Le clapotis des vagues du lac Tanganyika résonne différemment ce vendredi 6 mars à Kalemie. Sur le quai, l’ambiance est à la fois solennelle et empreinte d’espoir. « On navigue à l’aveugle depuis trop longtemps », confie Musa, un pêcheur dont le frère a disparu en mer lors d’une tempête nocturne il y a trois ans. Comme lui, des milliers de riverains dépendent de ce plan d’eau immense, à la fois autoroute économique et cimetière silencieux pour ceux que les eaux ont engloutis. Le lancement officiel d’une vaste campagne de balisage par la Régie des voies fluviales (RVF) pourrait-il marquer un tournant décisif pour la sécurité navigation Kalemie et au-delà ?
Le ministre provincial des Transports du Tanganyika a donné le coup d’envoi de cette opération d’envergure, qui doit s’étendre sur plus de 450 kilomètres, du port de Kalundu jusqu’à Uvira, en passant par les zones sensibles de Baraka et Moba. Une ambition colossale pour un lac qui relie et isole à la fois. Le balisage lac Tanganyika n’est pas une simple question de marquage ; c’est une question de vie ou de mort, un filet de sécurité pour les barges surchargées, les pirogues des pêcheurs et les navires de commerce. Combien de drames auraient pu être évités si une signalisation claire avait existé ?

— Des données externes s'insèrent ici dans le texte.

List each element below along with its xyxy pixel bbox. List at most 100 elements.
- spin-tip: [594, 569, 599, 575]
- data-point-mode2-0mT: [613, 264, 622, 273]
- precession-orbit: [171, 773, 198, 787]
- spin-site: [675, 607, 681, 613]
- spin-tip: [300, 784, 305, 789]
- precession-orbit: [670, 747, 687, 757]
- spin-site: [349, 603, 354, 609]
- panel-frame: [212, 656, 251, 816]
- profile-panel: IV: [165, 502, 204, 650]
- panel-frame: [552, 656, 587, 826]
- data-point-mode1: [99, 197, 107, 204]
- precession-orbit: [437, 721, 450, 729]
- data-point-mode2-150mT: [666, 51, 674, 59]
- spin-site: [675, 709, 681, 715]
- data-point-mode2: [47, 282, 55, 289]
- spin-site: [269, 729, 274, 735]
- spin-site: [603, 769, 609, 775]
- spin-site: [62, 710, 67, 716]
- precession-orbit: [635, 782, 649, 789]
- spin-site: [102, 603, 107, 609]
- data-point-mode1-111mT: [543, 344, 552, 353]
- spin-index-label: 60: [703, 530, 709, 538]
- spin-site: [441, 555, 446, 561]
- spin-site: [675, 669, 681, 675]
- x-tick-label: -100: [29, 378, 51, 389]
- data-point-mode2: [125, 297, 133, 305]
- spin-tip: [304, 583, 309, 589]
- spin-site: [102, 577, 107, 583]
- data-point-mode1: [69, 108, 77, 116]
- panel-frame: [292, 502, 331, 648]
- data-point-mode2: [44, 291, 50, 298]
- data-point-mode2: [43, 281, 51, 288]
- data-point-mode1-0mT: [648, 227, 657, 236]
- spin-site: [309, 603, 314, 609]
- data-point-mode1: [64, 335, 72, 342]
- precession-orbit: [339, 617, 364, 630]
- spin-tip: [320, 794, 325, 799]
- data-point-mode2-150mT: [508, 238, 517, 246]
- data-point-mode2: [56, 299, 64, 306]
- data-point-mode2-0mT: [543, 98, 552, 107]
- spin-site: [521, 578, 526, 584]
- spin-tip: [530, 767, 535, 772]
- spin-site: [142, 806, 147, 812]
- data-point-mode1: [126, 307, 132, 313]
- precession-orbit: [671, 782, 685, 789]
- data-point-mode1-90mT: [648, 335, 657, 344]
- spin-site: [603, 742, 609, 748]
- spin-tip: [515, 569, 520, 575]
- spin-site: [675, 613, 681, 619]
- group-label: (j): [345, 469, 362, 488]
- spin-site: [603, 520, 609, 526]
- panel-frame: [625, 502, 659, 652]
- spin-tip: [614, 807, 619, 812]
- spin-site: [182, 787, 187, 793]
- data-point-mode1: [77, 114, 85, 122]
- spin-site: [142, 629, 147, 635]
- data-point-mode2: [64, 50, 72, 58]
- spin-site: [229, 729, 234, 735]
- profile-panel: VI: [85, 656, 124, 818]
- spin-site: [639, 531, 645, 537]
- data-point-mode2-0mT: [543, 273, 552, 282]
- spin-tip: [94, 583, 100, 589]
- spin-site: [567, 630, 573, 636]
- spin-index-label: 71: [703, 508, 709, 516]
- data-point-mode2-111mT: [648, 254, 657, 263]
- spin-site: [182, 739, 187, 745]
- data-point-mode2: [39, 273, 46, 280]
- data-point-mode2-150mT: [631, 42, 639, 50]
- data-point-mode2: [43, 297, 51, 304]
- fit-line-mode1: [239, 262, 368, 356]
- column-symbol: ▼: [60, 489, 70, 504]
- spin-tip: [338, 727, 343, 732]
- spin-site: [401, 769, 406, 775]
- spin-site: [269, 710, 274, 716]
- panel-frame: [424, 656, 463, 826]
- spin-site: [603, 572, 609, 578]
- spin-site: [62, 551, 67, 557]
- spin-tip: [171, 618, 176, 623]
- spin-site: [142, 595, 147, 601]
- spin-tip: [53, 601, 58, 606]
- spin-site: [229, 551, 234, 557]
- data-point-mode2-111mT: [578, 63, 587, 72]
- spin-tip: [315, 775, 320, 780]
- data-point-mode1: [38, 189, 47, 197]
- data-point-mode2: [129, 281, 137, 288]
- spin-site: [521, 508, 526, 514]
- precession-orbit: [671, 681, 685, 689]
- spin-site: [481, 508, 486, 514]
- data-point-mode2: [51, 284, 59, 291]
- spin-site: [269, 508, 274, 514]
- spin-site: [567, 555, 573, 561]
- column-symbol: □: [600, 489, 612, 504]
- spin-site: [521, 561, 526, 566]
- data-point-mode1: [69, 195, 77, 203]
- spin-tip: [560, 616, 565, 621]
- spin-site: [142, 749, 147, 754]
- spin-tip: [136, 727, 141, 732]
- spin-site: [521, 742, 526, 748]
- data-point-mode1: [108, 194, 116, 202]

Sur place, Jean Kyato, le commissaire lacustre de Kalemie, expose la réalité avec une clarté qui glace le sang. « Les balises servent à avertir le navigateur : elles indiquent les dangers, les zones où la passe n’est pas accessible, et celles qui sont libres. La signalisation aide à prévenir les accidents. » Sa description est technique, mais son sous-texte est profondément humain. Il distingue les signaux fixes, ancrés sur la rive, des bouées mobiles. Aujourd’hui, si Kalemie et Uvira bénéficient d’une certaine couverture, les zones comme Moba, Baraka ou Kabimba naviguent dans un brouillard dangereux, littéralement livrées à elles-mêmes. Cette inégalité de protection face aux caprices du lac est-elle le reflet des fractures plus larges qui traversent la région ?
L’initiative dépasse largement le cadre technique. Henry Nzila, directeur de la Régie des voies fluviales pour le bief supérieur, y voit un outil puissant de désenclavement Tanganyika. « Le balisage des cours d’eau en RDC est un levier essentiel de désenclavement et un facteur important pour la connectivité interprovinciale », affirme-t-il. Son propos souligne l’enjeu économique fondamental : un lac plus sûr, c’est une circulation des biens et des personnes plus fluide, des coûts de transport réduits et, in fine, un développement économique stimulé pour des provinces entières. La sécurité navigation Kalemie devient ainsi le premier maillon d’une chaîne de prospérité potentielle. Mais cette vision se heurte à une réalité : les accidents lacustres RDC sont souvent le fruit de la vétusté des embarcations et du non-respect des normes. Le balisage seul suffira-t-il ?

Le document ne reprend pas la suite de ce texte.